Author: Chris Stewart

“Dr. Marco Nutrice. M-A-R-C…”

The council chairman, rumpled and sleep-deprived, interrupted, “Doctor Nutrice.”

The witness, far chipper, countered.

“Noo-trees”

“Pardon?”

“It is pronounce, noo-trees.”

“My apologies, Doctor.” Sighed the chairman. “We will skip the formalities. All of us are aware of who you are.”

“As I say three years ago…”

“Doctor, we know, nobody listened to you then. We know you were all but tossed out of the building. However…”

Another voice, further down the long desk cut in. “Mr. Chairman, I’d…”

“We discussed this already, Dale! Asked and answered!”

“Mr. Chairm…”

“Screw you, Dale! You think we want this? This is where we wanted to be? We are out of ideas and Object 445c is three years closer to dropping in to say howdy!” The louder he talked, the gooier his accent became.

“Why are you even here, Dale? Got a better plan?!”

“Well, no, but…”

“Christ on a crutch, Dale…”

The chairman fumed at the other member for a full half-minute, the gallery murmuring quietly until finally, he banged his gavel.

“Doctor. For expediency, I will summarize. Please clarify if I overlook anything, or otherwise mischaracterize your… proposal.”

Shuffling a well-read sheaf of papers, the chairman looked dejectedly at the rest of the council, then exhaled slowly.

“In the years since Object 445c was detected entering our solar system, a great many resources have been devoted to the matter. The world’s finest minds have conceived of and carried out numerous attempts to spare us calamity, and they have all failed. The last few projects remain, but continued data collection on Object 445c has made it clear they are certainly going to fail as well. As such…”

HONK!

Every head in the vaulted room snapped towards the nose-blowing sound.

“Dale, that’s it. Get the hell out! Bailiff! No, I mean it. You sonnovabitch, out!”

After several minutes and a surprising struggle; “As such, we have asked you back, Dr. Nutrice, to revisit your proposal on, ah…”

“Acquired Savant Syndrome.”

“Goddamn. You know what, I just can’t. Doctor, briefly, if you please.”

“Well, simply, we take volunteers, and we hit them on the head.”

The chairman, looking decades older, sighed. “Uh-huh. Continue.”

“See, in a small fraction of massive brain contusions, the patient recover, but now they have surprising talents. Some familiar, like math. Others, strange, like seeing music as physics. All of them bring fresh perspective to science! So, we use volunteers to try and make these savants, and we give humankind big leap forward in short time!”

Another council member leaned into their microphone. “Doctor, you propose we take a mallet to the heads of thousands…”

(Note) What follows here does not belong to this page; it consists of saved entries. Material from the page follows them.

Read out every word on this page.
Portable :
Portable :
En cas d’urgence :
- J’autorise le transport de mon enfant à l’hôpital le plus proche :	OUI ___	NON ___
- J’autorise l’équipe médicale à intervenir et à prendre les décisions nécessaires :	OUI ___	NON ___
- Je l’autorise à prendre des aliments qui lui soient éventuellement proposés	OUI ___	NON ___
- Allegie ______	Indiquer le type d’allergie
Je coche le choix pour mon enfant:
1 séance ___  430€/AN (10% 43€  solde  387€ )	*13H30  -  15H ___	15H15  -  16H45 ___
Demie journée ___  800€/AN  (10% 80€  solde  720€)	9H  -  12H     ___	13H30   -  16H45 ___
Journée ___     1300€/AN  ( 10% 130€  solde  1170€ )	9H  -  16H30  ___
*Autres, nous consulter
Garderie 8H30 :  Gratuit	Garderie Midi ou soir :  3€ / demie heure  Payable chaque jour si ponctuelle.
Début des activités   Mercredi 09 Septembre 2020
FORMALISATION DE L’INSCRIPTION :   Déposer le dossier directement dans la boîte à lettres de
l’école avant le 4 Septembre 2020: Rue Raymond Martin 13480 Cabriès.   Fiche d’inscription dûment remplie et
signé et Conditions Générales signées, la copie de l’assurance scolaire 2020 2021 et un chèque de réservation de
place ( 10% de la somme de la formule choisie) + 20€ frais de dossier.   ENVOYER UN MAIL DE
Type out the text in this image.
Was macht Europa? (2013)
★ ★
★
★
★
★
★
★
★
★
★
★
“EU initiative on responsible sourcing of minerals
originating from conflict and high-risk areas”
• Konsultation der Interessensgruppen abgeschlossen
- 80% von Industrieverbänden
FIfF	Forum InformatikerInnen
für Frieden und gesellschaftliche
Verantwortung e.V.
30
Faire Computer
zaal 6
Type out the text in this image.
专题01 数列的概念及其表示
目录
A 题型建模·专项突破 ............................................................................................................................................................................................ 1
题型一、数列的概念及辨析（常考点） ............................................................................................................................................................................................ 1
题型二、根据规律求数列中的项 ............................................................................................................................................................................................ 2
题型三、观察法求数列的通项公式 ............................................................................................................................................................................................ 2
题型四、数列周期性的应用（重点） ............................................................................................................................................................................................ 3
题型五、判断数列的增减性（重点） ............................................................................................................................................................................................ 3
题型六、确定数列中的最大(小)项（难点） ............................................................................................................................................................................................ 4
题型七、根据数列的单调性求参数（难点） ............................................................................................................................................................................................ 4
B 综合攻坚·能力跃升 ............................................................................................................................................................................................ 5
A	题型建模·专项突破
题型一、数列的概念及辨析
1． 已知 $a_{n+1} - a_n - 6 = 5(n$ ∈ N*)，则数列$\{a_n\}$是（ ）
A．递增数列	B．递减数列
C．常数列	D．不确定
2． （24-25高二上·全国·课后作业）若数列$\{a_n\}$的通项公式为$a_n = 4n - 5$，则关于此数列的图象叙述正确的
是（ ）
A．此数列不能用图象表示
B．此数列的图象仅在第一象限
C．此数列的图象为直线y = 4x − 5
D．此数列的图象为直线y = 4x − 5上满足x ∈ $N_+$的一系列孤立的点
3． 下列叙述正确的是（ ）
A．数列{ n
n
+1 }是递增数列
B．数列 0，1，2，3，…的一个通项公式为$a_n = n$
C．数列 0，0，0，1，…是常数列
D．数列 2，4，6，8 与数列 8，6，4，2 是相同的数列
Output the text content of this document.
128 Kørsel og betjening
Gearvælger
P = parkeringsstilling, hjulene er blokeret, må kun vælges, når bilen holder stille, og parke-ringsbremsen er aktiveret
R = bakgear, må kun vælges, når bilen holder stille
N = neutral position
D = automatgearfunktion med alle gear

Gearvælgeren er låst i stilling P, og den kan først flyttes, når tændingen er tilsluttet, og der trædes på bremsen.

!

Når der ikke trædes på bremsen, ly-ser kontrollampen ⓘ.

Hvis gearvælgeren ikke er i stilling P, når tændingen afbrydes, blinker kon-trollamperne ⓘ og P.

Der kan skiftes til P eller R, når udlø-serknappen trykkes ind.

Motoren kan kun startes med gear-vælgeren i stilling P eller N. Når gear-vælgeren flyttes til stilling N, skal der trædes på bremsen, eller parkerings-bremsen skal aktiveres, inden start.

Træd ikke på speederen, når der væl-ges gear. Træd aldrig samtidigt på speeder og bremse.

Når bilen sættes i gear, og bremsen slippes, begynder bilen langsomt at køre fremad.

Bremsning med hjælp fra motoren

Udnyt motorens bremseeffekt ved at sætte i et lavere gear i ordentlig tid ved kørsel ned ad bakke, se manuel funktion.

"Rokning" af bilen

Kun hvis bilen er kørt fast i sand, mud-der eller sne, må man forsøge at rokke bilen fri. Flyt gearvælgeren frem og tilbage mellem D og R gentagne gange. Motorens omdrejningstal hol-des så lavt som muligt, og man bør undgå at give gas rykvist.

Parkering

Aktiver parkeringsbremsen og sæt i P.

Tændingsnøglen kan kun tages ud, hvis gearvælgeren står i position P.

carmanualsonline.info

“Millions better. And not mallet, but si, hitting very hard.”

“Dear god. Millions. For the wholesale creation of minds capable of saving us from Object 445c?”

“Si.”

In the uproar, the chairman skipped his gavel, picked up his desk lamp and proceeded to smash it onto the desk. In the new quiet, he continued.

“Correct me if I’m wrong, Doctor, but your proposal will kill millions, cripple thousands…”

“Sadly.”

“For a few hundred beautiful minds in the hopes they can build us a fusion cannon or some shit.” The accent was dripping.

“Si.”

“Why would anyone volunteer, Doctor?”

“To be in history books? And their families, we take care of them.”

Someone on the council sobbed.

“Heaven help us, we are desperate, Doctor. But what if you’re wrong and we don’t stop Object 445c?”

Doctor Nutrice smiled, too big.

“Ah, the best reason to volunteer! If it no work, unlucky volunteers, they will instead be the lucky ones!”